IsaacS picture IsaacS · Oct 25, 2012 · Viewed 12.2k times · Source

Several webpages say that QTreeWidgetItem can be deleted by deleting or QTreeWidget.clearing. But my code sample below doesn't seem to do so. Am I doing anything wrong?

#!/usr/bin/python
import sys
from PySide.QtGui import QApplication, QWidget, QTreeWidget, QTreeWidgetItem
#from PyQt4.QtGui import QApplication, QWidget, QTreeWidget, QTreeWidgetItem # Result was the same with `PySide`
import time

class TreeWidgetItemChild(QTreeWidgetItem):
    def __init__(self):
        super(TreeWidgetItemChild, self).__init__()
        print 'TreeWidgetItemChild init'

    def __del__(self):
        print 'TreeWidgetItemChild del'

def test_QTree_clear_children():
    tree = QTreeWidget()
    tree.setHeaderLabel('funksoul')
    i = TreeWidgetItemChild()    
    tree.addTopLevelItem(i)    
    print 'Before clearing'
    #tree.clear()                  # Didn't call destructor (__del__)
    #tree.removeItemWidget (i, 0)  # Didn't call destructor
    #i.__del__()                   # Called destructor but it's called again afterward
    del i                          # Didn't call destructor
    time.sleep(1)
    print 'After clearing'

if __name__ == '__main__':
    app = QApplication(sys.argv)
    test_QTree_clear_children()

Printed as:

TreeWidgetItemChild init
Before clearing
After clearing
TreeWidgetItemChild del

Looks to me TreeWidgetItemChild gets deleted upon the termination of process, not by any of my deletion actions.

Answer

Avaris picture Avaris · Oct 25, 2012

Python is different from C++ in the sense of memory management/deleting objects. Python has a garbage collector (GC) that manages destroying of the objects automatically. That occurs when the reference count of an object reaches zero.

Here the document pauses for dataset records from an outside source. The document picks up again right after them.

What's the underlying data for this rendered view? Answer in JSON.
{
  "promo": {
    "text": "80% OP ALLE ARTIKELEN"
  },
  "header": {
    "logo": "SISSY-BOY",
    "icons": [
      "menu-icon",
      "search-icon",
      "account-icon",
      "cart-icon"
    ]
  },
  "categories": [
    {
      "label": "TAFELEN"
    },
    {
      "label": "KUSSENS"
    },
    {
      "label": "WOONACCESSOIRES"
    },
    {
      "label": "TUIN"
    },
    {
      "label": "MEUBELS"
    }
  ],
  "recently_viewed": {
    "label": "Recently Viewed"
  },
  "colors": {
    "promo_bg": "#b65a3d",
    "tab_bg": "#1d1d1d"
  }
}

del i only means 'decrement the reference count by one'. It never results in a direct call to __del__. __del__ of an object is only called when reference count reaches to zero and is about to be garbage collected. (Although this is true for CPython, it's not guaranteed for every implementation. It depends on the GC implementation. So you should not rely on __del__ at all)

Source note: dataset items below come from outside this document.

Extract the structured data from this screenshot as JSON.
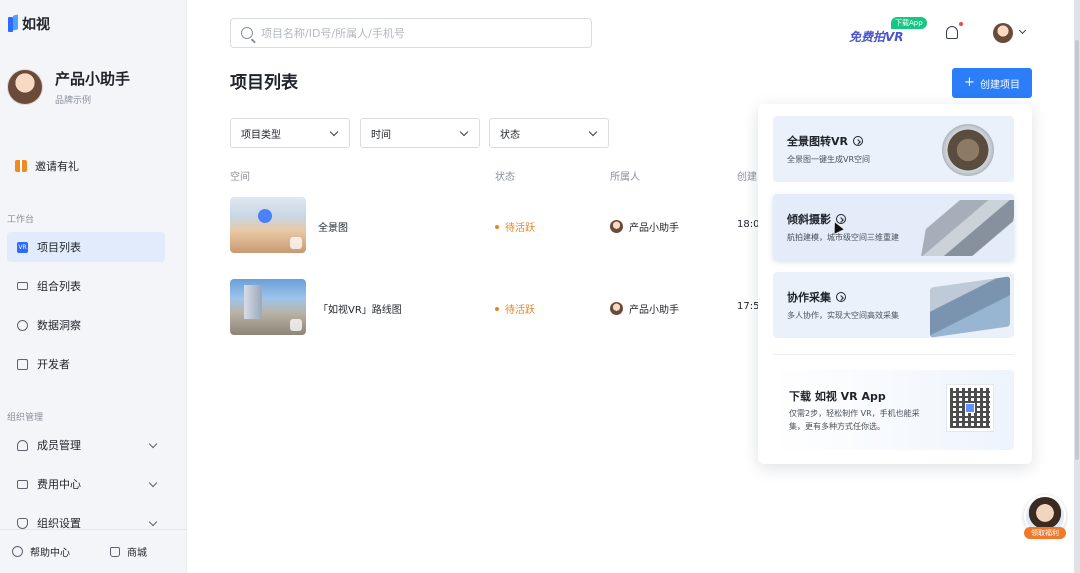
{
  "app": {
    "logo_text": "如视"
  },
  "profile": {
    "name": "产品小助手",
    "subtitle": "品牌示例"
  },
  "sidebar": {
    "invite_label": "邀请有礼",
    "workspace_label": "工作台",
    "org_label": "组织管理",
    "items": [
      {
        "label": "项目列表",
        "icon": "vr-icon"
      },
      {
        "label": "组合列表",
        "icon": "stack-icon"
      },
      {
        "label": "数据洞察",
        "icon": "pie-icon"
      },
      {
        "label": "开发者",
        "icon": "code-icon"
      }
    ],
    "org_items": [
      {
        "label": "成员管理",
        "icon": "users-icon"
      },
      {
        "label": "费用中心",
        "icon": "wallet-icon"
      },
      {
        "label": "组织设置",
        "icon": "shield-icon"
      }
    ],
    "footer": {
      "help": "帮助中心",
      "shop": "商城"
    }
  },
  "header": {
    "search_placeholder": "项目名称/ID号/所属人/手机号",
    "promo_text": "免费拍VR",
    "promo_badge": "下载App"
  },
  "main": {
    "title": "项目列表",
    "create_label": "创建项目",
    "filters": [
      "项目类型",
      "时间",
      "状态"
    ],
    "columns": [
      "空间",
      "状态",
      "所属人",
      "创建"
    ],
    "rows": [
      {
        "name": "全景图",
        "status": "待活跃",
        "owner": "产品小助手",
        "time": "18:0"
      },
      {
        "name": "「如视VR」路线图",
        "status": "待活跃",
        "owner": "产品小助手",
        "time": "17:5"
      }
    ]
  },
  "panel": {
    "cards": [
      {
        "title": "全景图转VR",
        "desc": "全景图一键生成VR空间"
      },
      {
        "title": "倾斜摄影",
        "desc": "航拍建模，城市级空间三维重建"
      },
      {
        "title": "协作采集",
        "desc": "多人协作，实现大空间高效采集"
      }
    ],
    "app": {
      "title": "下载 如视 VR App",
      "desc": "仅需2步，轻松制作 VR，手机也能采集，更有多种方式任你选。"
    }
  },
  "assistant": {
    "badge": "领取福利"
  },
  "colors": {
    "accent": "#2b7df8",
    "status": "#e8841d",
    "promo": "#4b55c8",
    "badge": "#16c784"
  }
}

Keeping story short, the call time of __del__ is ambiguous. You should never call __del__ (or any other __foo__ special methods) directly. In fact, for the reasons above you should rather avoid the use of __del__ at all (usually).

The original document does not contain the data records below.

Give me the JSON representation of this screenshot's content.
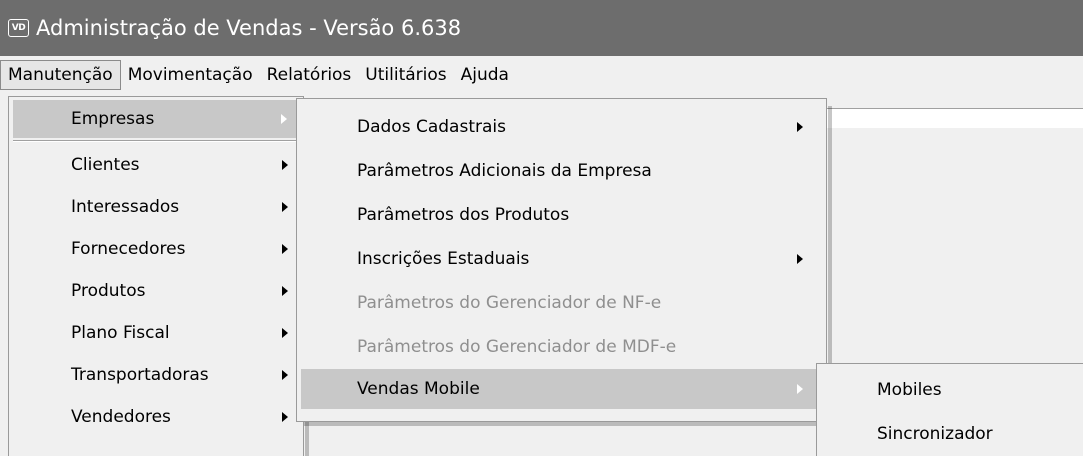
{
  "window": {
    "icon_text": "VD",
    "title": "Administração de Vendas - Versão 6.638"
  },
  "menubar": {
    "items": [
      "Manutenção",
      "Movimentação",
      "Relatórios",
      "Utilitários",
      "Ajuda"
    ]
  },
  "menu_manutencao": {
    "items": [
      {
        "label": "Empresas",
        "submenu": true,
        "highlighted": true
      },
      {
        "label": "Clientes",
        "submenu": true
      },
      {
        "label": "Interessados",
        "submenu": true
      },
      {
        "label": "Fornecedores",
        "submenu": true
      },
      {
        "label": "Produtos",
        "submenu": true
      },
      {
        "label": "Plano Fiscal",
        "submenu": true
      },
      {
        "label": "Transportadoras",
        "submenu": true
      },
      {
        "label": "Vendedores",
        "submenu": true
      }
    ]
  },
  "menu_empresas": {
    "items": [
      {
        "label": "Dados Cadastrais",
        "submenu": true
      },
      {
        "label": "Parâmetros Adicionais da Empresa"
      },
      {
        "label": "Parâmetros dos Produtos"
      },
      {
        "label": "Inscrições Estaduais",
        "submenu": true
      },
      {
        "label": "Parâmetros do Gerenciador de NF-e",
        "disabled": true
      },
      {
        "label": "Parâmetros do Gerenciador de MDF-e",
        "disabled": true
      },
      {
        "label": "Vendas Mobile",
        "submenu": true,
        "highlighted": true
      }
    ]
  },
  "menu_vendas_mobile": {
    "items": [
      {
        "label": "Mobiles"
      },
      {
        "label": "Sincronizador"
      }
    ]
  },
  "colors": {
    "titlebar": "#6d6d6d",
    "menu_bg": "#f0f0f0",
    "highlight": "#c8c8c8",
    "disabled_text": "#8f8f8f"
  }
}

Apart from that, there is another issue.

tree.removeItemWidget(i, 0)

This does not remove an item from QTreeWidget. As the name suggests, it removes a widget from an item, not the QTreeWidgetItem. It's counterpart to the setItemWidget method, not the addTopLevelItem method.

If you need to remove a specific item from the tree, you should use takeTopLevelItem.

tree.takeTopLevelItem(tree.indexOfTopLevelItem(i))

tree.clear() is fine. It will remove every top level item from the tree.